The Baby was born, and fatherhood was much harder emotionally than I ever thought it could be. But The Baby was healthy, and I knew being a stay at home dad was a privilege, and for the first time ever, I believed that failure was not an option. We soldiered on and The Baby’s sleep normalized and we started eating dinner together again and The Baby became The Toddler and The Toddler ate well and took good naps and life got a lot better. Some time in there, I enrolled in the Daddy & Me class through PAIIR. Daddy & Me is as advertised a class for dads (mostly SAHDs, but important to note, not exclusively for SAHDs) and their kids. It’s an amazing community of inspiring families. Lately, we’ve been talking about Positive Discipline.
The philosophy of Positive Discipline is too much for one blog post, but discussion always leads to, “How would you handle…?” a given situation. For example, one of the dads had taken his two kids to a cross country meet on a cold, rainy day. His daughter (age 5) didn’t want to wear her rain coat; she wanted to wear a fleece, which wasn’t waterproof. Despite his best efforts to respect and empower her, explaining how she would wind up cold and miserable in her fleece, she wouldn’t give in, and he eventually forced her to wear her raincoat. Superficially, this is counter to Positive Discipline, but sometimes, a parent knows best, and knows that leaving the meet early because a kid didn’t listen won’t be an option.
I listened to the story, and thought about how I would’ve handled it. I just kept coming back to his attempt to explain why she needed to wear the raincoat. I said, “So, did the logic make any difference? Did she seem to understand at all that she’d be uncomfortable in a wet fleece?” I could see most of the dads smiling, a few knowing shakes of the head. “No. Logic didn’t play into her decision at all.”

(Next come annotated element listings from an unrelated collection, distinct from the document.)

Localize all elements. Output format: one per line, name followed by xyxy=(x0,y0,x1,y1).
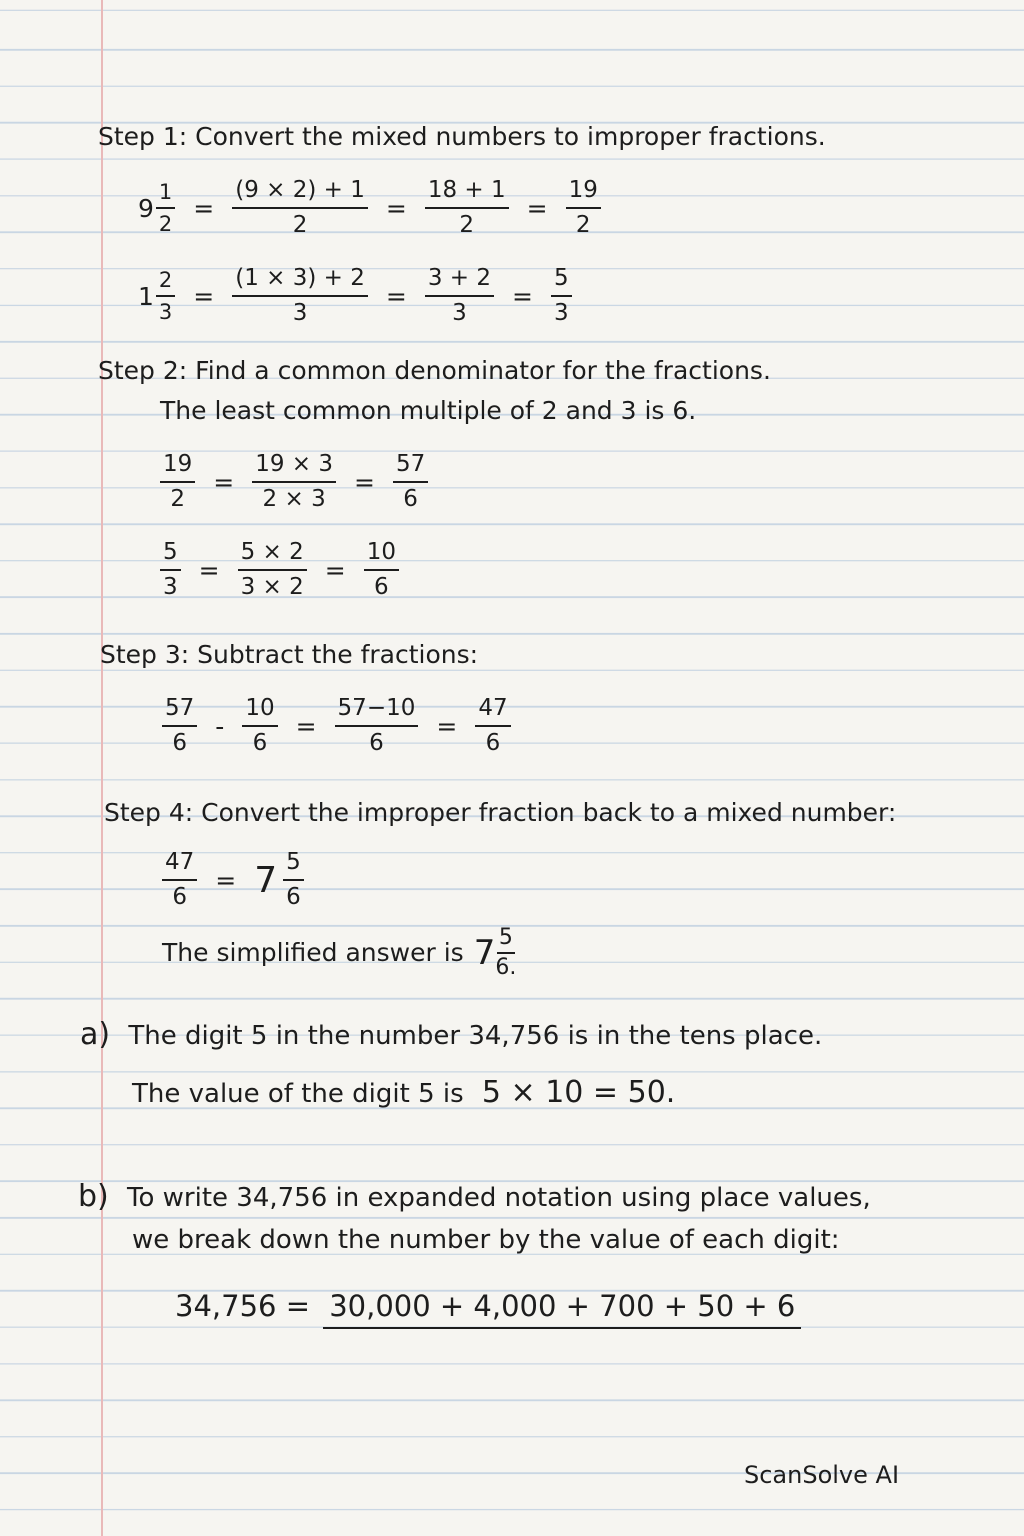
fraction: $\frac{57}{6}$ xyxy=(162,695,197,757)
fraction: $\frac{5}{3}$ xyxy=(551,265,572,327)
step4-answer xyxy=(162,925,517,980)
fraction: $\frac{3 + 2}{3}$ xyxy=(425,265,494,327)
step3-row xyxy=(162,686,511,766)
fraction: $\frac{10}{6}$ xyxy=(364,539,399,601)
fraction: $\frac{18 + 1}{2}$ xyxy=(425,177,509,239)
part-b-line1 xyxy=(78,1179,871,1214)
part-b-line2: we break down the number by the value of each digit: xyxy=(132,1225,840,1255)
mixed-fraction: $\frac{2}{3}$ xyxy=(156,268,175,324)
step1-row2 xyxy=(138,256,572,336)
equals-sign: = xyxy=(324,555,346,585)
step3-title: Step 3: Subtract the fractions: xyxy=(100,640,479,669)
fraction: $\frac{19 \times 3}{2 \times 3}$ xyxy=(252,451,336,513)
part-b-letter: b) xyxy=(78,1179,109,1214)
step4-row xyxy=(162,840,304,920)
fraction: $\frac{47}{6}$ xyxy=(475,695,510,757)
step2-subtitle: The least common multiple of 2 and 3 is 6. xyxy=(160,396,697,425)
step1-row1 xyxy=(138,168,601,248)
part-b-text: To write 34,756 in expanded notation using place values, xyxy=(127,1183,871,1213)
expanded-notation-equation xyxy=(175,1288,801,1324)
equals-sign: = xyxy=(385,281,407,311)
part-a-text: The digit 5 in the number 34,756 is in the tens place. xyxy=(128,1021,823,1051)
part-a-expression: 5 × 10 = 50. xyxy=(481,1075,676,1110)
brand-footer: ScanSolve AI xyxy=(744,1461,900,1489)
step2-row1 xyxy=(160,442,428,522)
part-a-letter: a) xyxy=(80,1017,111,1052)
equals-sign: = xyxy=(512,281,533,311)
mixed-whole: 7 xyxy=(254,859,278,901)
fraction: $\frac{5}{6}$ xyxy=(283,849,304,911)
equals-sign: = xyxy=(436,711,458,741)
fraction: $\frac{47}{6}$ xyxy=(162,849,197,911)
mixed-whole: 1 xyxy=(138,281,154,311)
fraction: $\frac{(1 \times 3) + 2}{3}$ xyxy=(232,265,368,327)
fraction: $\frac{57-10}{6}$ xyxy=(335,695,419,757)
equals-sign: = xyxy=(526,193,548,223)
fraction: $\frac{57}{6}$ xyxy=(393,451,428,513)
fraction: $\frac{19}{2}$ xyxy=(566,177,601,239)
expanded-right: 30,000 + 4,000 + 700 + 50 + 6 xyxy=(323,1289,801,1329)
step2-title: Step 2: Find a common denominator for the fractions. xyxy=(98,356,771,385)
equals-sign: = xyxy=(385,193,407,223)
step2-row2 xyxy=(160,530,399,610)
equals-sign: = xyxy=(193,281,215,311)
equals-sign: = xyxy=(213,467,235,497)
step4-title: Step 4: Convert the improper fraction back to a mixed number: xyxy=(104,798,897,827)
fraction: $\frac{5}{3}$ xyxy=(160,539,181,601)
fraction: $\frac{19}{2}$ xyxy=(160,451,195,513)
equals-sign: = xyxy=(193,193,215,223)
fraction: $\frac{10}{6}$ xyxy=(242,695,277,757)
answer-fraction: $\frac{5}{6.}$ xyxy=(495,925,517,980)
mixed-fraction: $\frac{1}{2}$ xyxy=(156,180,175,236)
part-a-line2 xyxy=(132,1075,676,1110)
part-a-line1 xyxy=(80,1017,823,1052)
fraction: $\frac{5 \times 2}{3 \times 2}$ xyxy=(238,539,307,601)
equals-sign: = xyxy=(198,555,220,585)
step1-title: Step 1: Convert the mixed numbers to improper fractions. xyxy=(98,122,826,151)
part-a-line2-prefix: The value of the digit 5 is xyxy=(132,1079,464,1109)
equals-sign: = xyxy=(215,865,237,895)
equals-sign: = xyxy=(295,711,317,741)
expanded-left: 34,756 = xyxy=(175,1289,310,1323)
answer-whole: 7 xyxy=(473,933,496,973)
fraction: $\frac{(9 \times 2) + 1}{2}$ xyxy=(232,177,368,239)
equals-sign: = xyxy=(354,467,375,497)
minus-sign: - xyxy=(215,711,225,741)
mixed-whole: 9 xyxy=(138,193,154,223)
answer-prefix: The simplified answer is xyxy=(162,938,464,967)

The more I thought about this throughout the day, the more I realized how much of my personal parenting philosophy was based on appeals to my child’s logic. I’d been so, so naively thinking that I’d be able to explain something to my child, and she would listen, and she would understand, and she would then make the “right” decision. I know. You experienced parents out there just laughed out loud at my stupidity. The success of my personal parenting philosophy would only require that my child be better than every other child who had ever existed. I’d been thinking about this all day as my ideals crashed in around my ears. I was chuckling to myself as I put a little self deprecating post up on social media about this realization, that my daughter would need to be better than every other child ever, when I heard a shout from the bathroom where The Toddler was getting bathed by The Wife.
My child, who would need to be better than every other child who had ever existed if I wanted to succeed as a father, had just pooped in the bathtub.
That night I scrubbed a lot more than the bathtub. I scrubbed away a lot of naivete.